The mutation frequencies of the negative control groups were in the usual range for the different strains.

Test substance:
The means and standard deviations of the combined results are shown in Table 1 to Table 5, the counts of the individual plates in Table 6.

Toxicity:
The test substance was toxic at the concentration of 5000 pg per plate, resulting in reduced numbers of spontaneous revertants. At 2000 pg per plate, the number of revertants was nearly normal and no toxicity could be detected at the lower concentrations. All concentrations could be evaluated.

Mutagenicity:
This is the parameter of major interest, because a substance is called mutagenic in the Ames test when a reproducible statistically significant increase in the number of revertants to more than twice the amount of the spontaneous revertants for at least one of the concentrations occurs.

There was no statistically significant increase in the number of mutants in any of the tested bacterial strains with any of the tested concentrations. The addition of an external metabolising system did not change this results.

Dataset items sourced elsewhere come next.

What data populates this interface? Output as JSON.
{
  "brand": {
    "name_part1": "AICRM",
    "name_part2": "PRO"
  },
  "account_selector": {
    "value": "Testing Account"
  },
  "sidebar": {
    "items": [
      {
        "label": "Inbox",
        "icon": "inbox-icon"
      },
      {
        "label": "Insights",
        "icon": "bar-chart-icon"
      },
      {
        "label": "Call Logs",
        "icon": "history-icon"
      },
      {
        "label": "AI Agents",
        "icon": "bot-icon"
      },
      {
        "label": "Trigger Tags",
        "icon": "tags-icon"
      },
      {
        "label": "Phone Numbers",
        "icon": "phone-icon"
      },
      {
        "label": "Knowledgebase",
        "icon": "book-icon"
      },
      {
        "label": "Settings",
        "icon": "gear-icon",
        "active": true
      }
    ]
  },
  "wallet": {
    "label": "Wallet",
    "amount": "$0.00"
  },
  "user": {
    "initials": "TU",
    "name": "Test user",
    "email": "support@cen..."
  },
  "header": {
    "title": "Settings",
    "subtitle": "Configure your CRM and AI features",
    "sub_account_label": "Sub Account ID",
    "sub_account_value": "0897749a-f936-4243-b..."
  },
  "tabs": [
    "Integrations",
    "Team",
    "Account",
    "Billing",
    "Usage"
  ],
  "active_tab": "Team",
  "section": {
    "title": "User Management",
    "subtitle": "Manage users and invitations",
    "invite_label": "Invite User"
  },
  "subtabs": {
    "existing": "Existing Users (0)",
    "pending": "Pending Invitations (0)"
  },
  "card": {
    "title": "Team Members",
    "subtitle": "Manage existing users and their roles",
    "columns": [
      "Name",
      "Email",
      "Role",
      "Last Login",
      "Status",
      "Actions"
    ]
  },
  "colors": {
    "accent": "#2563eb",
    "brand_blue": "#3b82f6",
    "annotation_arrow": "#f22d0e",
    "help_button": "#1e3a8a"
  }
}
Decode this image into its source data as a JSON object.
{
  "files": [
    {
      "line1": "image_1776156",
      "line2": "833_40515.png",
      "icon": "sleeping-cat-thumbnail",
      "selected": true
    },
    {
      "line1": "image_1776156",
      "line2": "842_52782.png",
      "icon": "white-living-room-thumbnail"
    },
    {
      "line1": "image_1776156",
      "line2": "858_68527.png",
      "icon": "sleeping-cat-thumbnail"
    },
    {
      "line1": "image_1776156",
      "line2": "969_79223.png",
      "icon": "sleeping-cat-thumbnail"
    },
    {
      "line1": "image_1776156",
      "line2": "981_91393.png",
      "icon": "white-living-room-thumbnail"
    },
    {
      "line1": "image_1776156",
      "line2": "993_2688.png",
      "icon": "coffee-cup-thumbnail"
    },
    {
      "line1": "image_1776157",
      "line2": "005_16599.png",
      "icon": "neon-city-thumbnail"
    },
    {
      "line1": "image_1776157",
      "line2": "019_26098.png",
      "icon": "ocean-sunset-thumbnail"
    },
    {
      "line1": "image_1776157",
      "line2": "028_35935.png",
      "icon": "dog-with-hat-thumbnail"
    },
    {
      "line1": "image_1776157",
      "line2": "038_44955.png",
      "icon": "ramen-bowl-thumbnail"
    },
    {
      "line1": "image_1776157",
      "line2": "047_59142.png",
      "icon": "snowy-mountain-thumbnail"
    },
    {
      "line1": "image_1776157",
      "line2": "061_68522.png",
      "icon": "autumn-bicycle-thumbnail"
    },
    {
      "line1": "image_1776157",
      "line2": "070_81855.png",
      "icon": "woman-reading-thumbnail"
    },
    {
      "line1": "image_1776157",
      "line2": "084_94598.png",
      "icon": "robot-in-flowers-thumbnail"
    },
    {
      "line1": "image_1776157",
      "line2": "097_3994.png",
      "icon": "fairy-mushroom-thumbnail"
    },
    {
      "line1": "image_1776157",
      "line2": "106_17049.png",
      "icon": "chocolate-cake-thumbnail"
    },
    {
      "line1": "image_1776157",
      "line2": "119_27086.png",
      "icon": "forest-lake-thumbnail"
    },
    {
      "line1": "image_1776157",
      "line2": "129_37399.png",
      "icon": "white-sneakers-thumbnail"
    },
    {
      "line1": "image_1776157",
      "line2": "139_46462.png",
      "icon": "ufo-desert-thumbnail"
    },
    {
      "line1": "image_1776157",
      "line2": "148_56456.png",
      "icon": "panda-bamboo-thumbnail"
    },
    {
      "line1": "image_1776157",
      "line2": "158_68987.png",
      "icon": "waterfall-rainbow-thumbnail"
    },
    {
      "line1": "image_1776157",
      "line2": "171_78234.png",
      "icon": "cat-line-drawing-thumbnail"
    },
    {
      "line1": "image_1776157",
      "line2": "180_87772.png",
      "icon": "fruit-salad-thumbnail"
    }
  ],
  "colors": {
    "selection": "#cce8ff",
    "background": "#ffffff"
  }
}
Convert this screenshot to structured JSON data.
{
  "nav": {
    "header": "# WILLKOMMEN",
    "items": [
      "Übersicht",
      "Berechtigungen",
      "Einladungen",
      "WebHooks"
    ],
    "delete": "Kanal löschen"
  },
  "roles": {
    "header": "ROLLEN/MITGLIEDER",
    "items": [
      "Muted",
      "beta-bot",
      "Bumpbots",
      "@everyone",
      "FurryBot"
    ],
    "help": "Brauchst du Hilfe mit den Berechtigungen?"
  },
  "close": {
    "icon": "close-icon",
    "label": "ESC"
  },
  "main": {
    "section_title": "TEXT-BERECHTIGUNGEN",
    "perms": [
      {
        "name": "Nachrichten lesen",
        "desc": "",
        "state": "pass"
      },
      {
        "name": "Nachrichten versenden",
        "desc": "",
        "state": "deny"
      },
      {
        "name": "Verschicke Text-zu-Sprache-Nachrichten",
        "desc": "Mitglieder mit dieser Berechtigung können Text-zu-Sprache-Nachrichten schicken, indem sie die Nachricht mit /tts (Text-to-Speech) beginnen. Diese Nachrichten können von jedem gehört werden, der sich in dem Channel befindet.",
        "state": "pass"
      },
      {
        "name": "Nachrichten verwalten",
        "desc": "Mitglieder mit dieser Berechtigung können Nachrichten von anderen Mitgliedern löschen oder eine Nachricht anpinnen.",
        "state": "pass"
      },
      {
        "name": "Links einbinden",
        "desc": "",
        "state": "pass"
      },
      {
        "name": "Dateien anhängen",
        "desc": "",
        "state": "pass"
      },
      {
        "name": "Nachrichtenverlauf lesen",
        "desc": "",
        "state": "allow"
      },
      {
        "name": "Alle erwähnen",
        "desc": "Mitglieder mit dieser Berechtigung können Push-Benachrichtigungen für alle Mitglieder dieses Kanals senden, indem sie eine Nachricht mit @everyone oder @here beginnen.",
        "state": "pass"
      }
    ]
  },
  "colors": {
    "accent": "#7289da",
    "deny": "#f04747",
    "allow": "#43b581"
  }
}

Applicant's summary and conclusion

Conclusions:

Interpretation of results (migrated information):
negative with metabolic activation
negative without metabolic activation

According to these results, "7-ACA" is not mutagenic in the Ames test with the strains of Salmonella typhimurium TA97a, TA98, TA100, TA102 and TA1535 up to the concentration of 5000 pg per plate which is the limit of toxicity as well as the limit concentration for the Ames test.

Executive summary:

Method:

 "7-ACA" was tested for mutagenic action with the"Salmonella typhimurium Reverse Mutation Assay"(Ames Test). The study was conducted in accordance with the OECD-guideline 471.

 

The test substance was tested at concentrations ranging from 25 ug to 5000 ug per plate according to the"direct plate incorporation method"without external metabolisation as well as with an external metabolising system (S9-mix). As test system the bacterial strains Salmonella typhimurium TA97a, TA98, TA100, TA102 and TA1535 were used. Negative and positive controls were included. An independent repetition of the experiment was performed.

 

Results:

Positive controls:

All positive control groups showed significantly increased mutation frequencies which demonstrates the sensitivity of the test system.

 

Test substance:

The test substance was slightly toxic at the concentration of 2000 ug per plate in the first experiment, resulting in reduced numbers of spontaneous revertants. As the toxicity however was pronounced only in strain TA100, a further, higher concentration was added at the second experiment for all strains exept TA100. This concentration - 5000 ug per plate - was clearly toxic. 5000 ug per plate is also the limit concentration for the Ames test.

 

In none of the tested concentrations and with none of the used strains a statistically significant increase of the mutation frequency was obtained. Metabolic activation did not change these results.

 

"7-ACA" is thereforenon-mutagenic in the Ames testwith the strains TA97a, TA98, TA100, TA102 and TA1535 up to 5000 ug per plate which is the limit of toxicity and the limit of this kind of test.